Nelle sue dichiarazioni al Post, Oz ha affermato: "L'Attorney General Letitia James sta usando il suo ufficio per intimidire i professionisti medici che prendono decisioni basate sulla sicurezza dei pazienti, non sull'ideologia". Secondo il chirurgo televisivo, i trattamenti di affermazione di genere per i minori avrebbero "conseguenze irreversibili per tutta la vita" e i bambini non avrebbero la maturità per acconsentirvi.
La scienza sotto scacco
Il cuore della vicenda non è solo medico, ma profondamente civile. La NYU Langone ha rimosso i riferimenti ai servizi di transizione per minori dal proprio sito web, citando una necessità di "rivedere gli standard clinici". Ma è difficile non vedere in questo dietrofront l'ombra delle pressioni politiche che stanno investendo gli Stati Uniti.
Il commento di Oz — "Dobbiamo proteggere i nostri figli da trattamenti medici sperimentali finché non avremo dati a lungo termine" — ricalca la retorica della destra conservatrice americana, che ignora deliberatamente decenni di studi e le linee guida delle principali associazioni pediatriche mondiali (come la WPATH), che considerano l'assistenza di affermazione di genere un intervento salvavita contro la disforia e l'alto rischio di suicidio tra i giovani trans.

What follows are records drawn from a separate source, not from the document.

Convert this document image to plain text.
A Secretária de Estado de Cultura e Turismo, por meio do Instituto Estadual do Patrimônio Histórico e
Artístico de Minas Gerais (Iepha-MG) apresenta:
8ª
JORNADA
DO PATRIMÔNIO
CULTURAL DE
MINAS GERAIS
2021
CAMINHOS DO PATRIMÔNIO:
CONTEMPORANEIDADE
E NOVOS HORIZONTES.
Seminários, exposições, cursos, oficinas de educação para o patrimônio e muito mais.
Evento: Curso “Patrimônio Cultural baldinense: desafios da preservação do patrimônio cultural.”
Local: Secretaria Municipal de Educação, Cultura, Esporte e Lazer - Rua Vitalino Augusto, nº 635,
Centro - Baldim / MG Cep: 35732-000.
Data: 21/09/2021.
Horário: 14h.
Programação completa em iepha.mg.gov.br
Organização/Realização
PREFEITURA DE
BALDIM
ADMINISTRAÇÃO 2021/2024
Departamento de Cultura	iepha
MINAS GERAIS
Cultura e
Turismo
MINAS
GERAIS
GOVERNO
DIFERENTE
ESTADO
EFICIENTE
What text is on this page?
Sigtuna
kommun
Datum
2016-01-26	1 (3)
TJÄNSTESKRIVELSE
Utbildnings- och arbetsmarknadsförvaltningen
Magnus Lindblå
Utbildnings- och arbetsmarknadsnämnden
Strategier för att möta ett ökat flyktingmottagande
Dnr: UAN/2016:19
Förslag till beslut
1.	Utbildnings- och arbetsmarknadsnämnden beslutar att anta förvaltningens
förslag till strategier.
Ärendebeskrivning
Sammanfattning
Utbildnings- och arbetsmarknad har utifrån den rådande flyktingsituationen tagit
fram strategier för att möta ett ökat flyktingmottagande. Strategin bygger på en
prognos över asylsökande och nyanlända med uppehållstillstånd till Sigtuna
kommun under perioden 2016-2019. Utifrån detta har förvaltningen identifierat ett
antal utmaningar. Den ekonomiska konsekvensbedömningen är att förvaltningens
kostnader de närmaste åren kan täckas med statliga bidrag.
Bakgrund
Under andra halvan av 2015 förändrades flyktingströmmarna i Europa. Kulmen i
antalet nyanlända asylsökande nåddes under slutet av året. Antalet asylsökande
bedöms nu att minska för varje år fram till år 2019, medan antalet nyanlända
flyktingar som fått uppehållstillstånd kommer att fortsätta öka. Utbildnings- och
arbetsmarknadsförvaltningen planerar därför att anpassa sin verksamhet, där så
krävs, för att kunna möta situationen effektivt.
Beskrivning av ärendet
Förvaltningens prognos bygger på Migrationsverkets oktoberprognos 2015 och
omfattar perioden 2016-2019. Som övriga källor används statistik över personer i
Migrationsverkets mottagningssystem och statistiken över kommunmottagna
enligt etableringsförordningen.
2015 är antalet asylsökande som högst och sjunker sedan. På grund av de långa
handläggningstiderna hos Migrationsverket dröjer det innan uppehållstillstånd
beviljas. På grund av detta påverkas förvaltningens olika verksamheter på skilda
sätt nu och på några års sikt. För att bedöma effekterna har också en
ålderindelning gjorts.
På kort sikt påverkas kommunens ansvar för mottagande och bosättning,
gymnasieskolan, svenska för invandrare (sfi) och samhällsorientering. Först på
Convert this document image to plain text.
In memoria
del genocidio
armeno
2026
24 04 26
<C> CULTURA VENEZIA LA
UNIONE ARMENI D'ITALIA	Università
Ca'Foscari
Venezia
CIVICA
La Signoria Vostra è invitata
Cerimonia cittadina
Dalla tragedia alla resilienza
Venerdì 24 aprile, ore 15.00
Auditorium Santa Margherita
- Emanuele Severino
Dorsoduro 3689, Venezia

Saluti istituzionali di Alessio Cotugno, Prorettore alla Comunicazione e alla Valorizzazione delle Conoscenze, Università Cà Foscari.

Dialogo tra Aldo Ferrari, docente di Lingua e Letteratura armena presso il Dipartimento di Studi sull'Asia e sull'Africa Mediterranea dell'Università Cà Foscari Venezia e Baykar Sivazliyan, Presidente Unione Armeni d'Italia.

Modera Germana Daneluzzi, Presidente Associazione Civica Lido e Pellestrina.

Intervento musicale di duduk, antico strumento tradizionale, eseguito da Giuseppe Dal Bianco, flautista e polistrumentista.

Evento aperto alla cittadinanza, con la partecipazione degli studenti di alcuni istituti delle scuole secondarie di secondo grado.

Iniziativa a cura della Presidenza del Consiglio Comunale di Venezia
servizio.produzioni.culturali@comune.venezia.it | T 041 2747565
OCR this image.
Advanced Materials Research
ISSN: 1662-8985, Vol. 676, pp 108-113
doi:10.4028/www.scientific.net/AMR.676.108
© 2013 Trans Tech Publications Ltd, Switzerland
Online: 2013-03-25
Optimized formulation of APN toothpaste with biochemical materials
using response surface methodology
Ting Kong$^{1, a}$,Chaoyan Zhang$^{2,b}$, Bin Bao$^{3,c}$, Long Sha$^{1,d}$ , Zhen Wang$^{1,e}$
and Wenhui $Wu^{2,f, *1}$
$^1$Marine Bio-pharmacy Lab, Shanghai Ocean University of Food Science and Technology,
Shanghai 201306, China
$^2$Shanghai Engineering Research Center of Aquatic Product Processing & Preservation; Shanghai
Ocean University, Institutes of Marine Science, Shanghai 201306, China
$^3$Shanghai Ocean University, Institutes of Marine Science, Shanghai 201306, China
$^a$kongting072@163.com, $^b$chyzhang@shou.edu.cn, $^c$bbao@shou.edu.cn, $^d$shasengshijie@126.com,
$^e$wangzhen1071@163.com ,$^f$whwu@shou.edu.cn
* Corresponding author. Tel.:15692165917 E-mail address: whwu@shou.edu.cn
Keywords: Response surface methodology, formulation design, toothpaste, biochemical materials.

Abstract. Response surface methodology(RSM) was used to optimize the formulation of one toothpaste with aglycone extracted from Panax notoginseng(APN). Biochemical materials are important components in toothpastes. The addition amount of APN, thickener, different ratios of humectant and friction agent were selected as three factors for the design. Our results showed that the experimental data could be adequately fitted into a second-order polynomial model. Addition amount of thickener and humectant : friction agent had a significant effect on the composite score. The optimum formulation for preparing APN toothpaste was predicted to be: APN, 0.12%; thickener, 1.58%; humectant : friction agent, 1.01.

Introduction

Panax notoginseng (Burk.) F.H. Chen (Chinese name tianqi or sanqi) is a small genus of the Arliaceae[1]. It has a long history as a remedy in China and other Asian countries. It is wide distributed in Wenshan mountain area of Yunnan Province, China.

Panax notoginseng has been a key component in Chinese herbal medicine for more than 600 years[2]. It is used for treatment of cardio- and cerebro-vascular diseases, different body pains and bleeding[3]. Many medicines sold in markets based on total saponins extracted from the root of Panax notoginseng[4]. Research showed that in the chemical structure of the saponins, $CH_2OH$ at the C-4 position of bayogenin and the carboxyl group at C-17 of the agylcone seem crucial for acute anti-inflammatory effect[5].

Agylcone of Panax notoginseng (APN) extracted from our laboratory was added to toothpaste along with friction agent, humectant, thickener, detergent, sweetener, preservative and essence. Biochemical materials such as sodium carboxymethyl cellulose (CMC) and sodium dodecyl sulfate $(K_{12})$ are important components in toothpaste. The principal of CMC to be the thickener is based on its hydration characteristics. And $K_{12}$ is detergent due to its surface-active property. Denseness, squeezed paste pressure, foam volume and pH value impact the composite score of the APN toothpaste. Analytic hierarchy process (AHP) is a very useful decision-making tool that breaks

Il riflesso nello specchio italiano
Perché questa notizia dovrebbe interessarci? Perché l'Italia non è affatto immune da questa ondata di revisionismo medico-politico. Se negli USA il Dr. Oz attacca Letitia James, in Italia abbiamo assistito all'ispezione del Ministero della Salute all'ospedale Careggi di Firenze, cuore dei trattamenti per la disforia di genere nell'infanzia.
Nel nostro Paese, la Legge 164/82 e le successive sentenze della Cassazione hanno tracciato un percorso di civiltà, ma il clima sta cambiando. Le interrogazioni parlamentari contro l'uso della triptorelina (il farmaco che sospende temporaneamente la pubertà) ricalcano quasi parola per parola le argomentazioni di Oz. Si parla di "protezione dei minori" per nascondere, spesso, una profonda ostilità verso l'autodeterminazione di genere.
In Italia, il DDL Zan è stato affossato tra i sorrisi e gli applausi di chi oggi guarda con favore a modelli legislativi come quelli della Florida o del Texas, dove le cure per i minori trans sono state messe al bando per legge.
La politica fuori dalle corsie
L'attacco di Oz all'Attorney General James è un segnale pericoloso: suggerisce che la magistratura non debba vigilare se un ospedale decide, dall'oggi al domani, di negare cure precedentemente garantite a una categoria specifica di pazienti. Se un ospedale smettesse improvvisamente di curare i diabetici citando "dubbi clinici", non ci sarebbe forse un'indagine?
La verità è che la salute dei ragazzi transgender è diventata il nuovo campo di battaglia per chi cerca consenso facile solleticando le paure dei genitori. Ma quando i politici (o i medici prestati alla politica) iniziano a scrivere le ricette mediche, a soffrire non è solo la democrazia, ma il corpo vivo di migliaia di giovani che chiedono solo di poter essere se stessi.
Se permettiamo che il diritto alla salute venga subordinato al colore politico del momento, quale sarà la prossima categoria a essere definita "sperimentale" o "ideologica"? La risposta dovrebbe spaventare tutti, non solo la comunità LGBTQ+.
Fonte: Exclusive | Dr. Oz rips AG James, defends NYU Langone decision to ax transgender treatment for kids - New York Post · 11 marzo 2026
Contenuto generato con AI a partire da fonti pubbliche. Rappresenta un'opinione, non attività giornalistica.